MENA Newswire, SAN FRANCISCO: Global drugmakers are increasingly using artificial intelligence to compress the most time-consuming parts of clinical development, applying the technology to tasks such as selecting trial sites, screening participants, monitoring data flows and assembling regulatory documents. Executives and investors described the shift in recent industry briefings, as companies look for practical ways to shorten timelines and reduce manual work in late-stage programs.

The tools being deployed range from machine-learning systems that analyze performance and patient data to generative AI software that drafts and checks technical text. Companies have focused first on the operational steps that routinely slow trials, including identifying sites likely to recruit on time, aligning protocols with local requirements, and preparing standardized documents that can run into thousands of pages across global filings.
Novartis has cited one of the clearest examples of time savings. In launching a 14,000-patient, late-stage cardiovascular outcomes study tied to its cholesterol-lowering therapy Leqvio, the company said AI helped narrow and rank potential trial sites, turning what is typically a four- to six-week selection process into a two-hour session. Novartis said the approach supported enrollment that finished close to target.
GSK has reported measurable cost reductions from using digital tools that include AI in late-stage asthma studies. The company said it saved nearly £8 million by cutting manual work linked to data handling and study operations, underscoring why large manufacturers are investing in automation even when the underlying science of discovering new medicines remains complex and slow.
Operational automation in clinical development
Beyond trial execution, companies are using AI to accelerate regulatory submissions, where repetitive drafting and cross-checking can consume large teams for months. Several drugmakers have said they are applying generative AI to create first drafts of sections of clinical study reports, convert trial outputs into standardized templates and run consistency checks across tables, narratives and appendices before packages are finalized for regulators.
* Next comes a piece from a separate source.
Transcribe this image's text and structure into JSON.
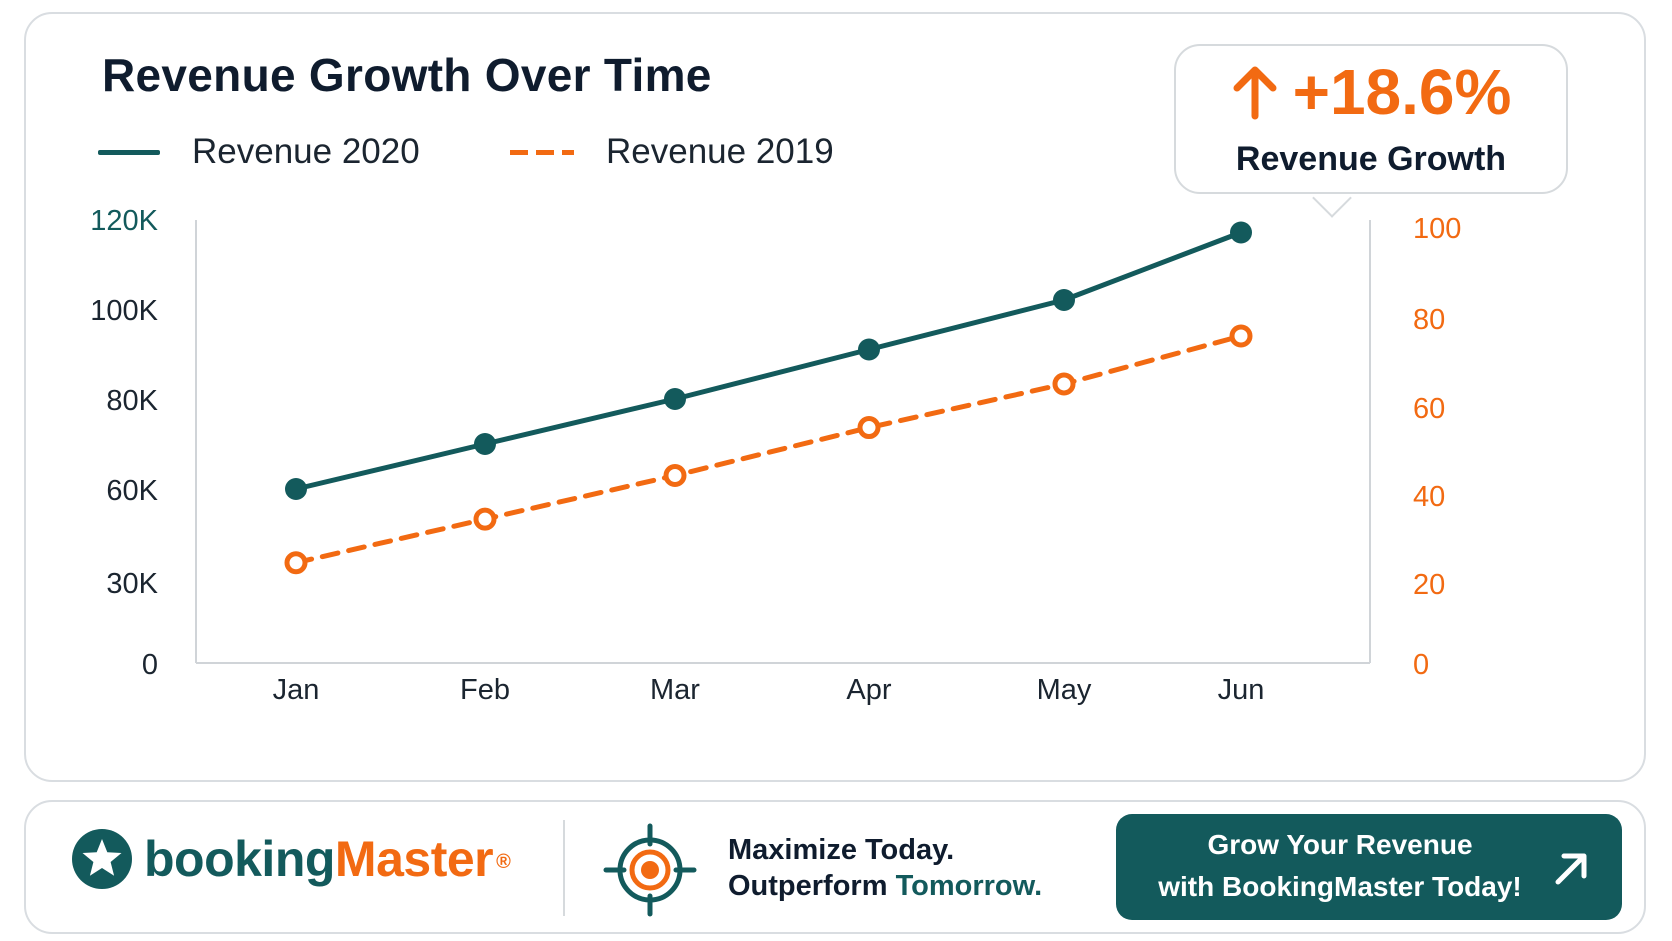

Some companies are also testing “agentic” systems designed to complete multi-step workflows with limited human input, such as pulling information from multiple internal databases, generating structured summaries and packaging results into submission-ready formats. Consulting firm McKinsey has estimated that more autonomous AI could lift productivity in clinical development by 35% to 45% over five years, a figure companies have cited as they scale pilots beyond single studies.
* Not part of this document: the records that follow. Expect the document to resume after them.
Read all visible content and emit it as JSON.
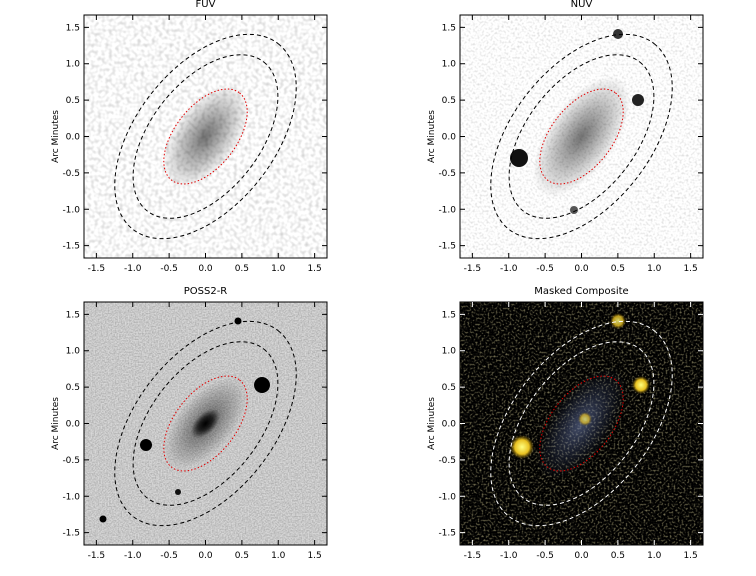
{
  "chart_data": [
    {
      "type": "image",
      "title": "FUV",
      "ylabel": "Arc Minutes",
      "xlim": [
        -1.67,
        1.67
      ],
      "ylim": [
        -1.67,
        1.67
      ],
      "xticks": [
        -1.5,
        {
          "value": -1,
          "label": "-1.0"
        },
        -0.5,
        {
          "value": 0,
          "label": "0.0"
        },
        0.5,
        {
          "value": 1,
          "label": "1.0"
        },
        1.5
      ],
      "yticks": [
        -1.5,
        {
          "value": -1,
          "label": "-1.0"
        },
        -0.5,
        {
          "value": 0,
          "label": "0.0"
        },
        0.5,
        {
          "value": 1,
          "label": "1.0"
        },
        1.5
      ]
    },
    {
      "type": "image",
      "title": "NUV",
      "ylabel": "Arc Minutes",
      "xlim": [
        -1.67,
        1.67
      ],
      "ylim": [
        -1.67,
        1.67
      ],
      "xticks": [
        -1.5,
        {
          "value": -1,
          "label": "-1.0"
        },
        -0.5,
        {
          "value": 0,
          "label": "0.0"
        },
        0.5,
        {
          "value": 1,
          "label": "1.0"
        },
        1.5
      ],
      "yticks": [
        -1.5,
        {
          "value": -1,
          "label": "-1.0"
        },
        -0.5,
        {
          "value": 0,
          "label": "0.0"
        },
        0.5,
        {
          "value": 1,
          "label": "1.0"
        },
        1.5
      ]
    },
    {
      "type": "image",
      "title": "POSS2-R",
      "ylabel": "Arc Minutes",
      "xlim": [
        -1.67,
        1.67
      ],
      "ylim": [
        -1.67,
        1.67
      ],
      "xticks": [
        -1.5,
        {
          "value": -1,
          "label": "-1.0"
        },
        -0.5,
        {
          "value": 0,
          "label": "0.0"
        },
        0.5,
        {
          "value": 1,
          "label": "1.0"
        },
        1.5
      ],
      "yticks": [
        -1.5,
        {
          "value": -1,
          "label": "-1.0"
        },
        -0.5,
        {
          "value": 0,
          "label": "0.0"
        },
        0.5,
        {
          "value": 1,
          "label": "1.0"
        },
        1.5
      ]
    },
    {
      "type": "image",
      "title": "Masked Composite",
      "ylabel": "Arc Minutes",
      "xlim": [
        -1.67,
        1.67
      ],
      "ylim": [
        -1.67,
        1.67
      ],
      "xticks": [
        -1.5,
        {
          "value": -1,
          "label": "-1.0"
        },
        -0.5,
        {
          "value": 0,
          "label": "0.0"
        },
        0.5,
        {
          "value": 1,
          "label": "1.0"
        },
        1.5
      ],
      "yticks": [
        -1.5,
        {
          "value": -1,
          "label": "-1.0"
        },
        -0.5,
        {
          "value": 0,
          "label": "0.0"
        },
        0.5,
        {
          "value": 1,
          "label": "1.0"
        },
        1.5
      ]
    }
  ]
}
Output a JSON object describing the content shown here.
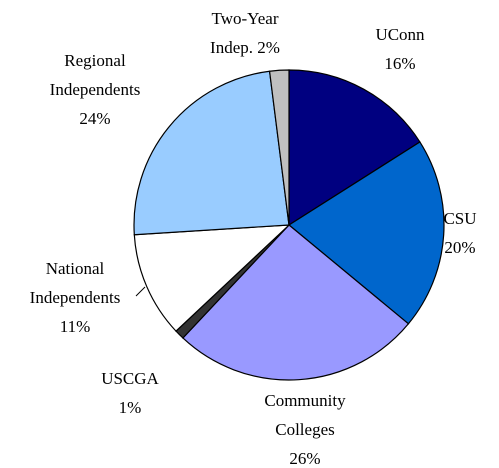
{
  "chart_data": {
    "type": "pie",
    "categories": [
      "UConn",
      "CSU",
      "Community Colleges",
      "USCGA",
      "National Independents",
      "Regional Independents",
      "Two-Year Indep."
    ],
    "values": [
      16,
      20,
      26,
      1,
      11,
      24,
      2
    ],
    "value_labels": [
      "16%",
      "20%",
      "26%",
      "1%",
      "11%",
      "24%",
      "2%"
    ],
    "colors": [
      "#000080",
      "#0066cc",
      "#9999ff",
      "#333333",
      "#ffffff",
      "#99ccff",
      "#c0c0c0"
    ]
  }
}
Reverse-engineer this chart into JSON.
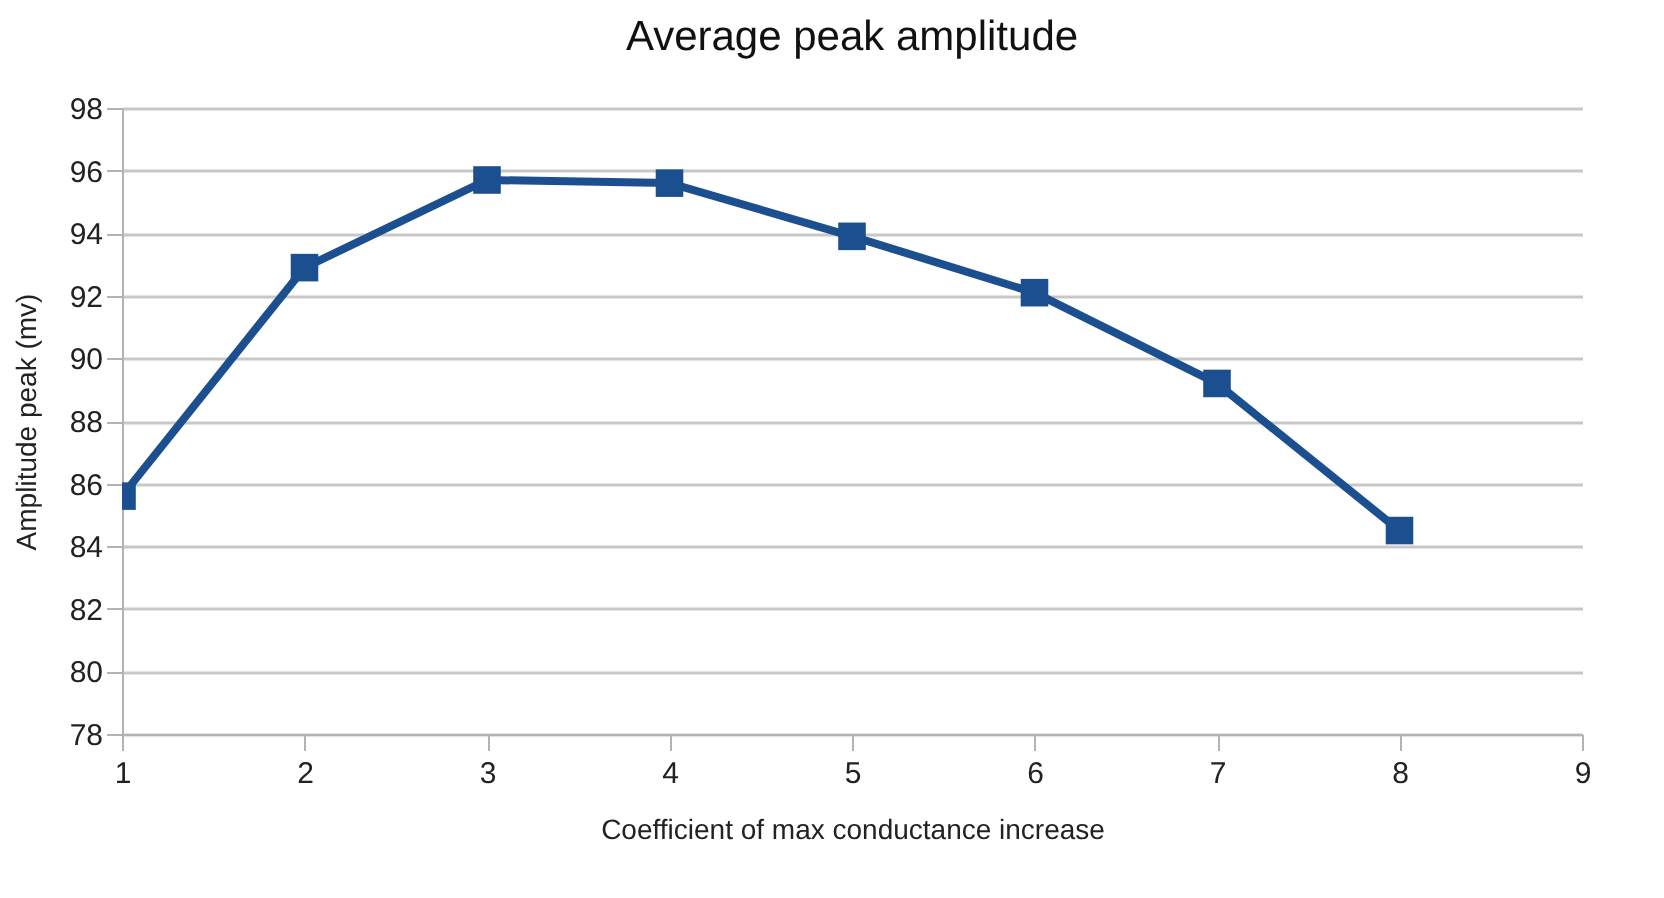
{
  "chart_data": {
    "type": "line",
    "title": "Average peak amplitude",
    "xlabel": "Coefficient of max conductance increase",
    "ylabel": "Amplitude peak (mv)",
    "x": [
      1,
      2,
      3,
      4,
      5,
      6,
      7,
      8
    ],
    "series": [
      {
        "color": "#1c4f8f",
        "values": [
          85.6,
          92.9,
          95.7,
          95.6,
          93.9,
          92.1,
          89.2,
          84.5
        ]
      }
    ],
    "xlim": [
      1,
      9
    ],
    "xticks": [
      1,
      2,
      3,
      4,
      5,
      6,
      7,
      8,
      9
    ],
    "ylim": [
      78,
      98
    ],
    "yticks": [
      78,
      80,
      82,
      84,
      86,
      88,
      90,
      92,
      94,
      96,
      98
    ],
    "grid": "y",
    "marker": "square",
    "line_style": "solid"
  }
}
Regulatory guardrails for AI-generated evidence
Regulators have begun to formalize expectations for how AI is used when outputs may influence decisions on safety, effectiveness or quality. The U.S. Food and Drug Administration issued draft guidance in January 2025 laying out a risk-based framework for assessing the credibility of AI models for a defined context of use, including documentation and testing proportional to the role the model plays in evidence generation.
In January 2026, the FDA and the European Medicines Agency published joint guiding principles for “good AI practice” in drug development, describing broad governance and lifecycle considerations for applying AI across stages from clinical trials to manufacturing and safety monitoring. Separately, the FDA has also said it is deploying AI tools internally to help staff handle repetitive tasks in the review process.
Across the sector, executives have emphasized that current, verifiable gains are concentrated in execution and documentation rather than in producing breakthrough medicines through AI alone. As adoption broadens, companies are tracking where automation improves speed and quality in trial operations and submission preparation, while maintaining human oversight for clinical judgments and final regulatory accountability.